By the age of 65, experts estimate that nearly one in three adults experiences some degree of age-related hearing loss. To be sure, a number of different factors contribute to age-related hearing loss, but for years scientists have believed that the weakening or death of sensory hair cells within the inner ear was the primary cause. Recently though, a team of researchers may have identified a different cause for this type of hearing loss.
Hearing Loss in Mice
In order to identify the root cause for age-related hearing loss in people, the team of scientists examined the auditory systems of older mice. What they discovered was that mice of advanced age actually had a higher number of connections between the nerve cells and the sensory cells in their inner ear.
On the surface, this increased number of connections might seem like a good thing. Logically, the more connections between sensory cells and nerve cells, the better a person’s hearing, right? Unfortunately, that’s not quite the way it works.
In fact, nerve cell connections are known to inhibit hearing, and the research performed with the mice confirmed this fact. For the study, researchers used electrical signals to determine the hearing ability of the mice, and they found that the greater number of nerve cell connections, the more impaired the subject’s hearing.
Turning the Volume Down
In order to understand how increased nerve cells can impair hearing, think of the connections between the inner ear and the brain as a one-way street. These nerve cells can either take auditory signals from the ear to the brain or, conversely, they can take information from the brain to the inner ear.
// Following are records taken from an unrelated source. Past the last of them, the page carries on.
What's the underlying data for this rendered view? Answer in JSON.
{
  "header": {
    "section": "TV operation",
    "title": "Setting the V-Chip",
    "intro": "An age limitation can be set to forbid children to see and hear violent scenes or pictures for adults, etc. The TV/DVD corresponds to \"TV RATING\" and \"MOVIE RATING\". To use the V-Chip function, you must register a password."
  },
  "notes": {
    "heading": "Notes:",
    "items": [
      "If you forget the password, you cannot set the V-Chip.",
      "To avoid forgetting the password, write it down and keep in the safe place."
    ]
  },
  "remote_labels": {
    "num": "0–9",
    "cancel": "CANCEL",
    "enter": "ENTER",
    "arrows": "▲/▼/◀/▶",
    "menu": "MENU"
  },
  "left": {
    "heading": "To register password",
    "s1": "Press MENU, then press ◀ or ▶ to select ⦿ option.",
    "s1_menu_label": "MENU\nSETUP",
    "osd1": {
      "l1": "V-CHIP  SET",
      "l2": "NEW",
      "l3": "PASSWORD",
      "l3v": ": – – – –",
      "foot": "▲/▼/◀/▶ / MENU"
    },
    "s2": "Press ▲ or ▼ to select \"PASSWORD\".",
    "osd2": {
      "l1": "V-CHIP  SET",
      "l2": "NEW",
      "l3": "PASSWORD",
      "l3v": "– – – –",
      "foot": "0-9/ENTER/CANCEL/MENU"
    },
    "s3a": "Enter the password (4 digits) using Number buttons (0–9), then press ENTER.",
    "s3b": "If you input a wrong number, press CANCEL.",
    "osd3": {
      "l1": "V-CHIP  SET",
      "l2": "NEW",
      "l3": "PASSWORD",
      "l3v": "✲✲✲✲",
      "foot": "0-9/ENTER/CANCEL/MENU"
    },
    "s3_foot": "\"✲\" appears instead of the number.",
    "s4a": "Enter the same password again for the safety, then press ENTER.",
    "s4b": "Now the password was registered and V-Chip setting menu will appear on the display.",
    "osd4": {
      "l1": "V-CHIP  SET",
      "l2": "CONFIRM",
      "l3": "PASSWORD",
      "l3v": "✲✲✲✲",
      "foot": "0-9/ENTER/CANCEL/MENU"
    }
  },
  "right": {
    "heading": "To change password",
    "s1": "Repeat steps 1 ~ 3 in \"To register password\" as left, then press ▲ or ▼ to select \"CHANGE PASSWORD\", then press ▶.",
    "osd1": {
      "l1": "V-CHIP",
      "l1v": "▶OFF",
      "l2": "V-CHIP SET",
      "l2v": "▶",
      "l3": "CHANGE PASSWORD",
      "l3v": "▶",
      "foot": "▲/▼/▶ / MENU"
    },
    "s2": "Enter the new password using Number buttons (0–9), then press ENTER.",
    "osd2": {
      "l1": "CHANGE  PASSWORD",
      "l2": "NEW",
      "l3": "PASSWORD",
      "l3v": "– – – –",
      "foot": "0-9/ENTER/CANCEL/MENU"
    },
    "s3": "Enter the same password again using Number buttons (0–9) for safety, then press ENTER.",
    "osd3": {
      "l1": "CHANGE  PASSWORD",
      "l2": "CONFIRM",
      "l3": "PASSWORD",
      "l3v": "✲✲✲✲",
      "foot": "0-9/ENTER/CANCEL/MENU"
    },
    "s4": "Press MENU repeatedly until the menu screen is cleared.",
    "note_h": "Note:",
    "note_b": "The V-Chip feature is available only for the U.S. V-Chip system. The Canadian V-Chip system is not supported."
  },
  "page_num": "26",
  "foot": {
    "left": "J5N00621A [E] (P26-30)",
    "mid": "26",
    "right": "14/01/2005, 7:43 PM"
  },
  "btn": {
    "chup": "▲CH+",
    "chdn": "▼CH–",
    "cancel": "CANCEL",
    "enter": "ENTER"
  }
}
When the auditory systems pick up a sound that is excessively loud, the nerve cells receive a signal from the brain to effectively dampen the amplification provided by the hair cells in the inner ear. So the more active a person’s nerve cells, the more the volume on incoming sounds is turned down.
If the research team’s findings are correct, and nerve cells grow more connections and become more active during advanced age, then this could be a major cause of age-related hearing loss.
Obviously more testing will need to be done in order to determine how much nerve cell activity can impair hearing loss. But the more that scientists and doctors understand about the causes of age-related hearing loss, the more they can do to prevent it.